In terms of cumulative rate of growth, Franklin was 90th in the ranking of cities with a population of 50,000 or more in 2020, growing at 4%, increasing from 83,547 in 2020 to 86,895 in 2022.

Coming in higher than Franklin were City of Spring Hill at 10.1%, Smyrna at 6.5%, Murfreesboro at 6.3%, and Clarksville at 6.1%.

In annual growth from July 1, 2021, to July 1, 2022, Franklin was 161st in the country at a rate of 1.3% change, from a population of 85,804 to 86,895. Murfreesboro (33rd) at 3.7%, Clarksville, (35th) at 3.5%, and Spring Hill (43rd) at 3.1%. As a side, Johnson City, Smyrna, and Chattanooga had higher percent changes than Franklin.

In a recent workshop with the Franklin Board of Mayor and Aldermen and the Municipal Planning Commission, one of the City’s consultants surprised City leaders when she said 57 percent of  of all  households in Franklin have
only one or two people.

Additionally, she said Franklin’s fastest growing sector in population are those 54-85, with that sector expected to change 48 percent during the period of 2010-2026. Conversely, the 25-54 population sector is expected to decrease by 14 percent during the same time period.

There has been a 9 percent growth rate in the median income in Franklin to $100,165, up from $91,786 in 2015. The median home value increased 41 percent during the same time period from $359,000 in 2015 to $611,600 in 2021, according to data from the American Community Survey, which is an arm of the U.S. Census Bureau.

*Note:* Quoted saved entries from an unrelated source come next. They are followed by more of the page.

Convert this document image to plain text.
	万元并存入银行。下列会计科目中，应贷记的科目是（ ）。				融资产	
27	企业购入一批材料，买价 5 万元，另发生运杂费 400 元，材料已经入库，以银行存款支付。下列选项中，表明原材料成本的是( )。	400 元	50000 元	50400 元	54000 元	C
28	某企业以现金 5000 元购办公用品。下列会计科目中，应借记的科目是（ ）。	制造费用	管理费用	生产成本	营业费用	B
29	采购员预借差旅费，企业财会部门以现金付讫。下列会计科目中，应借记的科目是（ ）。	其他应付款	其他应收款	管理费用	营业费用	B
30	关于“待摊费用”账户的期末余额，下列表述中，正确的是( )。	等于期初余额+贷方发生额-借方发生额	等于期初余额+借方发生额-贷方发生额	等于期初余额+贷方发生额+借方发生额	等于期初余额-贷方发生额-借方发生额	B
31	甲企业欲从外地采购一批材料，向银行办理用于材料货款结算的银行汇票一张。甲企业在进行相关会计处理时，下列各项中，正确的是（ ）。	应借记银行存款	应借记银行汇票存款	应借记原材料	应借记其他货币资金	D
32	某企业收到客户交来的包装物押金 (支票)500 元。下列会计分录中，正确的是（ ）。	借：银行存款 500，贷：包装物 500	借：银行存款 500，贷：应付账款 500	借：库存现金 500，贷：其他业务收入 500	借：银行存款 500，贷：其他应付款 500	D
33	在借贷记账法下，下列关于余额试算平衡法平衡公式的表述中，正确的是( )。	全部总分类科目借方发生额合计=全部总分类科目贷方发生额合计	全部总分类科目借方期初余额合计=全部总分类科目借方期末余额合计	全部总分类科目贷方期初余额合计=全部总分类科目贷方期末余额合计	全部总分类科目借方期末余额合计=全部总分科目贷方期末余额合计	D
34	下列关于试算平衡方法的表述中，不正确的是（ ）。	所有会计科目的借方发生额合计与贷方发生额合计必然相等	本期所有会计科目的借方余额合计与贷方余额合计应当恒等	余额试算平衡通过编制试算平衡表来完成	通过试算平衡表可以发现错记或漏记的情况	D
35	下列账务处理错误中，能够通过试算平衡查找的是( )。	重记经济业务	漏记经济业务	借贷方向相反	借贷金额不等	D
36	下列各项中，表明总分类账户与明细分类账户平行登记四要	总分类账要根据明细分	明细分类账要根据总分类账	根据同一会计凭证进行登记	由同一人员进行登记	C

The median rent in Franklin in 2023 is $2,900, according to the report, and there is a 95 percent rental occupancy rate in Franklin. The median rental rate grew 28 percent between 2015 and 2021, topping even that number in 2023.

During the workshop, the consultant, Deborah Myerson of Myerson Consulting, suggested officials consider:

  • Housing strategies which include prioritizing walkable, human scale building form by diversifying housing types, especially for the missing middle type of housing;
  • Encouraging housing supply that aligns with demographic and market trends by encouraging more senior-friendly options, such as accessory dwelling units, duplexes, and cottage cluster homes;
  • Update the Envision Franklin land use plan’s design concept to add duplexes as secondary uses in the single-family design concept, redefine multi-family residential to distinguish scales within this category, and to allow for a mix of multi-family residential dwelling types in regional commerce;
  • and finally, Create a connected community by increasing ways for people to travel without their cars, maximize walkability with safety, comfort and nearby destinations, and to remember the ratio for “rooftops to retail” is that 1,000 homes are needed to support nearby small businesses.

The June 12 workshop is available to view in its entirety through the City’s website.